MELBOURNE (Reuters) – BHP Group on Tuesday reported its best first-half profit in seven years and declared a record interim dividend, as top metals user China’s strong appetite for iron ore to support its infrastructure push kept prices elevated.
China’s reliance on commodity-intensive stimulus measures to sustain economic growth has sent prices of the steel making ingredient to multi-year highs, while the COVID-19 vaccination push has brightened outlook for global trade this year.
The world’s largest listed miner said in a statement it expects a continuation of strong Chinese demand in 2021, and recovery in the rest of the world’s global crude steel production.
“It’s a pretty solid result,” said portfolio manager Andy Forster of Argo Investments.

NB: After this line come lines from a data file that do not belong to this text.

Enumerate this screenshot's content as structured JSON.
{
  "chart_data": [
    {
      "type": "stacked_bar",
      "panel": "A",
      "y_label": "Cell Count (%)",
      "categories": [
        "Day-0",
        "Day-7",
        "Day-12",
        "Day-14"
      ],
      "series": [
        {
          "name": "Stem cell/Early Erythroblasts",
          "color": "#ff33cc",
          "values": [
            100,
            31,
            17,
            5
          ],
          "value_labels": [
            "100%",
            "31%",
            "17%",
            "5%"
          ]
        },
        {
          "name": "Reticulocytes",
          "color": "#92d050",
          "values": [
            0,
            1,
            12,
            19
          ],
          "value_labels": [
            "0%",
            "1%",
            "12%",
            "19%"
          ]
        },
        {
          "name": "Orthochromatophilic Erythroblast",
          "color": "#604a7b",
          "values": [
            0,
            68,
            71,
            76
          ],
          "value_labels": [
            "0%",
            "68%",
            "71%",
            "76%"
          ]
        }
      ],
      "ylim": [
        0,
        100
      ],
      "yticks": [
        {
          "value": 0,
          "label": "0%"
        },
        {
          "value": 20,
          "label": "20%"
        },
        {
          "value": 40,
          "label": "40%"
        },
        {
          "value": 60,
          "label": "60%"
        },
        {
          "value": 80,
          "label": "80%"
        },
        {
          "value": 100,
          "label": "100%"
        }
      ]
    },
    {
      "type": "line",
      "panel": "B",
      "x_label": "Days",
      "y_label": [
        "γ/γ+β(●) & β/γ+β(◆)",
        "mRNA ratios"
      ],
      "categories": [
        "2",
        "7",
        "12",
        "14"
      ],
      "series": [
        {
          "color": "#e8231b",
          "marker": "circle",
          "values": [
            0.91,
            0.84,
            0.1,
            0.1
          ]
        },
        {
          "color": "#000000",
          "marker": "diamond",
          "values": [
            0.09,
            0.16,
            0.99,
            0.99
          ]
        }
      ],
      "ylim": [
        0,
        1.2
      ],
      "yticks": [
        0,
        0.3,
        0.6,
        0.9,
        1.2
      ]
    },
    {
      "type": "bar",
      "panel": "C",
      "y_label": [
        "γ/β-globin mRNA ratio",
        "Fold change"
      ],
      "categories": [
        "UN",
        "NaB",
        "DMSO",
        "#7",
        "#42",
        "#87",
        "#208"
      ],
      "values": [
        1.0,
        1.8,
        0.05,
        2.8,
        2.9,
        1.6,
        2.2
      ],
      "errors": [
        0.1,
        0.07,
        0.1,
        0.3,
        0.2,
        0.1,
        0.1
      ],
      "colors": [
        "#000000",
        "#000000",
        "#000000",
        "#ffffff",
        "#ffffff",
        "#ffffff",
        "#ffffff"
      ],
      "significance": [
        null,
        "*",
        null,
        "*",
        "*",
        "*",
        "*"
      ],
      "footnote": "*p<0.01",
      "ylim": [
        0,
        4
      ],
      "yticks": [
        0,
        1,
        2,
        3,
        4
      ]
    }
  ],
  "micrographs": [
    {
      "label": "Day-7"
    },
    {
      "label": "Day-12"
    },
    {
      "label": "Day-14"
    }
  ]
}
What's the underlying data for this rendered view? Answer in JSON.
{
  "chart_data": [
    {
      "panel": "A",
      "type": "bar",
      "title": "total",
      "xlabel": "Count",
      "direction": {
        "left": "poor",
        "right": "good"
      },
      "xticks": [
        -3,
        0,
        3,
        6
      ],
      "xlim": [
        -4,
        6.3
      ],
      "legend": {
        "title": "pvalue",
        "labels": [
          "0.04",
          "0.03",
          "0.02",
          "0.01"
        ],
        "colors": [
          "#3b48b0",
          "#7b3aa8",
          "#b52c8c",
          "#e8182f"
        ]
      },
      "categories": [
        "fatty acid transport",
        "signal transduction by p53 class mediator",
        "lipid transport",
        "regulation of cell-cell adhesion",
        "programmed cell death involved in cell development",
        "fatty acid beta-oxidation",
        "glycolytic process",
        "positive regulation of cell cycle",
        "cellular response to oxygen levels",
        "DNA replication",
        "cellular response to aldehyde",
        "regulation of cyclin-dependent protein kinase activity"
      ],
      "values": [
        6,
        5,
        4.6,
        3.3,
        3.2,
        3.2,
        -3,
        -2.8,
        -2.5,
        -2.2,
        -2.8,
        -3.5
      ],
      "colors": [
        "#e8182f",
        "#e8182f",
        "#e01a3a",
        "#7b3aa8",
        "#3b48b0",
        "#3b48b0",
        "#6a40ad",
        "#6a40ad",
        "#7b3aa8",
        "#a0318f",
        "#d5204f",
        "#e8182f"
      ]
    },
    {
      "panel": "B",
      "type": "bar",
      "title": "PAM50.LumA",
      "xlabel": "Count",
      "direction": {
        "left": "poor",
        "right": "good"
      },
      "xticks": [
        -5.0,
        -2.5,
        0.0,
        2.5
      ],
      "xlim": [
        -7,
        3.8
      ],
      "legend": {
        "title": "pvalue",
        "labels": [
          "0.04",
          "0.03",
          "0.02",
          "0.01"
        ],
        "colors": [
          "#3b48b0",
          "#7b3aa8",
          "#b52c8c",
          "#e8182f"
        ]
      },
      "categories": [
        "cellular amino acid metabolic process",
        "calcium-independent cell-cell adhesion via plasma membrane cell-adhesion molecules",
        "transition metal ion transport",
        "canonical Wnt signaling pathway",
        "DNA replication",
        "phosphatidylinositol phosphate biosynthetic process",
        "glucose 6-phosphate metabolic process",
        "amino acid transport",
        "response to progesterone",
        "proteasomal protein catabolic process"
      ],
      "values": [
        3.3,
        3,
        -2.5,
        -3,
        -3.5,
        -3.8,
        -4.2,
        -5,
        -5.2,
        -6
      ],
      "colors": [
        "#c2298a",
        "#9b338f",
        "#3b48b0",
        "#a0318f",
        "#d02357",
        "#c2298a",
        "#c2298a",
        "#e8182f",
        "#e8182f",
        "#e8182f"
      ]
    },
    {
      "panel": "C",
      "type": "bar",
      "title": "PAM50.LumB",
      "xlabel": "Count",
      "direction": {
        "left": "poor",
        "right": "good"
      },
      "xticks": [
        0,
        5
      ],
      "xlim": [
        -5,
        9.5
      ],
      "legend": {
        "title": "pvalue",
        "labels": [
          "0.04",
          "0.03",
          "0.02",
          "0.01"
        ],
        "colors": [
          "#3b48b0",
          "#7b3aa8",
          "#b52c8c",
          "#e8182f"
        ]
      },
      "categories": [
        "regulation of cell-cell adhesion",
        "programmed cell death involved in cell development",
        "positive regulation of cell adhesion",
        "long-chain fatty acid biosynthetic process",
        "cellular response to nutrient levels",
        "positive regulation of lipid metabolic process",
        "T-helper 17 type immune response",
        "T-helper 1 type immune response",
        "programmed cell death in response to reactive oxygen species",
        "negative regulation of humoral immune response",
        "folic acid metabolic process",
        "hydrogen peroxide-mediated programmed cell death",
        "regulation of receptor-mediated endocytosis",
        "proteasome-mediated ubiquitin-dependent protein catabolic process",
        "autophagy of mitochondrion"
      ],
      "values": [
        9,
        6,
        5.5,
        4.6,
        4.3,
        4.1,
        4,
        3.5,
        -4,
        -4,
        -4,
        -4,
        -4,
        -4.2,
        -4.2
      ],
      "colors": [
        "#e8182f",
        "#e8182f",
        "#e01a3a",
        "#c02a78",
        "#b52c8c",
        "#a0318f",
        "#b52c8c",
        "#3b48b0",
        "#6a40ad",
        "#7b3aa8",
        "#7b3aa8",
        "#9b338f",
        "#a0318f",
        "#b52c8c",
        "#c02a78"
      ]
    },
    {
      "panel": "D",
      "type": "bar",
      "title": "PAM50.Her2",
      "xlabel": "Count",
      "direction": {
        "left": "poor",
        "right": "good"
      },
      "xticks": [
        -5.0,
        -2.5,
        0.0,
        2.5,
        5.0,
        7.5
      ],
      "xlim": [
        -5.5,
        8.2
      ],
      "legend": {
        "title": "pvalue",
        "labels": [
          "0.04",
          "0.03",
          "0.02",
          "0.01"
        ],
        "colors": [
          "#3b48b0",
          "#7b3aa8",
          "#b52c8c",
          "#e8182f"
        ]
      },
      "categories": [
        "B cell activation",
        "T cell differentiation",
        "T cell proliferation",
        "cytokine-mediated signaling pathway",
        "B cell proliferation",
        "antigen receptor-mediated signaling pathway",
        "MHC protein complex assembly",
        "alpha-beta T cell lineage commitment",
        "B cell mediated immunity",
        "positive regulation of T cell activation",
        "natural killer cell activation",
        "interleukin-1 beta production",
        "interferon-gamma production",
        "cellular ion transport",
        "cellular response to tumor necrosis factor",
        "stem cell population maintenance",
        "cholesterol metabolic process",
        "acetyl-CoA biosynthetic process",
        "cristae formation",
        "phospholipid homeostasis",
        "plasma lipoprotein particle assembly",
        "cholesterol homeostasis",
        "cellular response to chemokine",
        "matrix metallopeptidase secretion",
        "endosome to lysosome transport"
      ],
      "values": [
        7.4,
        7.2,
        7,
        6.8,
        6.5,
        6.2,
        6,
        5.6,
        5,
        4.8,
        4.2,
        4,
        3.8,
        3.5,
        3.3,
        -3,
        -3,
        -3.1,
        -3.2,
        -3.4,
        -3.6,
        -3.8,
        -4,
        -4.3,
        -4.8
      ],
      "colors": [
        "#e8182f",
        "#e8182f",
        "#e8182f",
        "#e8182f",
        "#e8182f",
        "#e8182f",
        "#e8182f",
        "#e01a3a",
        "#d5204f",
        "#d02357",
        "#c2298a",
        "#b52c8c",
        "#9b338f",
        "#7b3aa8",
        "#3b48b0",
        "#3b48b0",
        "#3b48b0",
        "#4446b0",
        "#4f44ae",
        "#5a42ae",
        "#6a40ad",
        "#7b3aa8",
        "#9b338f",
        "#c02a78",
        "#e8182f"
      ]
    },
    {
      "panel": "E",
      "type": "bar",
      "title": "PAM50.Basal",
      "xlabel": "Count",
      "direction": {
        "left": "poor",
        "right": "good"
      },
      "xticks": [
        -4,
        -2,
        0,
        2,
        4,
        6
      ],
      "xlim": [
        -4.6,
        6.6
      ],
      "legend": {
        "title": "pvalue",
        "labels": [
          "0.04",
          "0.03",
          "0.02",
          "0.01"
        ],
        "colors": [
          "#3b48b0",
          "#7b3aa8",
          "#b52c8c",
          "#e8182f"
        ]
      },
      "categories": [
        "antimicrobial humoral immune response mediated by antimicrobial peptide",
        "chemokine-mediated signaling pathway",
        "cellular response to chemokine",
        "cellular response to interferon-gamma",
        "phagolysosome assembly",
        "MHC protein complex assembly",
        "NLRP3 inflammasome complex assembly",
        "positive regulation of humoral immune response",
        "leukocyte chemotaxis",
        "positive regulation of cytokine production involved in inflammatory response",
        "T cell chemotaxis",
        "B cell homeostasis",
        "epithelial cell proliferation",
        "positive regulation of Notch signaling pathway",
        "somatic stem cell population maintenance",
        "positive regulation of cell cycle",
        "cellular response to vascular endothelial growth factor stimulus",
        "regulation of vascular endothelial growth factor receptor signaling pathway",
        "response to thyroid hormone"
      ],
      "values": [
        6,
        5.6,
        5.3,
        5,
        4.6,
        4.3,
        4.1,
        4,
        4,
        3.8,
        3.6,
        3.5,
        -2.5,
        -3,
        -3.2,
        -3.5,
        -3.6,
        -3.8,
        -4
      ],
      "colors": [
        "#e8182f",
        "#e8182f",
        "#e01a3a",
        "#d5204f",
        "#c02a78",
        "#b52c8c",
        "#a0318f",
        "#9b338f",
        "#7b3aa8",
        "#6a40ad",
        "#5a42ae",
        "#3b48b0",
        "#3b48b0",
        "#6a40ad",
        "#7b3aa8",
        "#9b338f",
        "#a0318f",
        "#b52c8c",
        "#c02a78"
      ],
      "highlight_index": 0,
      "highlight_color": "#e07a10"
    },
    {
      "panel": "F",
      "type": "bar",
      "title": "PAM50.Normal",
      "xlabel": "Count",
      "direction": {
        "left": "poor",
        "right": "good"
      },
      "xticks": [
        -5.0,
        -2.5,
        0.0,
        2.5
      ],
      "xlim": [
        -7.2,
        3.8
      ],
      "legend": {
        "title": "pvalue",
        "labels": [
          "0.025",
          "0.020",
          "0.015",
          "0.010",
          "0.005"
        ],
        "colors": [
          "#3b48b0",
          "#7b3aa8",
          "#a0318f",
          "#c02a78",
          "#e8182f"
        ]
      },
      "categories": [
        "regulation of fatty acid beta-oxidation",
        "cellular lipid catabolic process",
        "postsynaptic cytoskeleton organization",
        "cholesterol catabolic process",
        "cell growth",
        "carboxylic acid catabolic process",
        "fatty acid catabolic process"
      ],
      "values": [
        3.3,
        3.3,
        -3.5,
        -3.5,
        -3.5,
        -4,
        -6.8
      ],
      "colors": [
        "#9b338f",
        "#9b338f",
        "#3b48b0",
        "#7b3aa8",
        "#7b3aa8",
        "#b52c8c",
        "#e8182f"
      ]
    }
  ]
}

“Relative to expectations, it looked pretty good, strong cash flows and dividend, projects operationally performing well,” he said. “Strong iron ore and copper should set it up for a pretty good second half as well.”
BHP is the first of its Australian peers to report this week, with all expected to cash in on sky high prices for iron ore. Rio Tinto reports on Wednesday and Fortescue on Thursday. Last month, BHP forecast record annual iron ore output.
The company declared an interim dividend of $1.01 per share, up from last year’s payout of $0.65 per share.
Its underlying profit from continuing operations for the six months ended Dec. 31 rose to $6.04 billion from $5.19 billion last year. It missed a consensus of $6.33 billion, however, from 17 analysts compiled by research firm Vuma Financial.
BHP acknowledged that its coal business, which is under review for sale or spin off, has taken a hit due to a trade spat between Australia and China that the miner does not expect to be resolved any time soon.
“We’re certainly not banking on any near-term resetting of that policy,” Chief Executive Mike Henry told reporters on a results call.
BHP is expected to make an investment decision soon on its $5.3-$5.7 billion Jansen potash project in Canada and the Scarborough natural gas project off Western Australia, in which BHP will invest $1.4-1.9 billion.
Jefferies expects both to be approved, “but we believe M&A options will be considered as well,” it said in a report.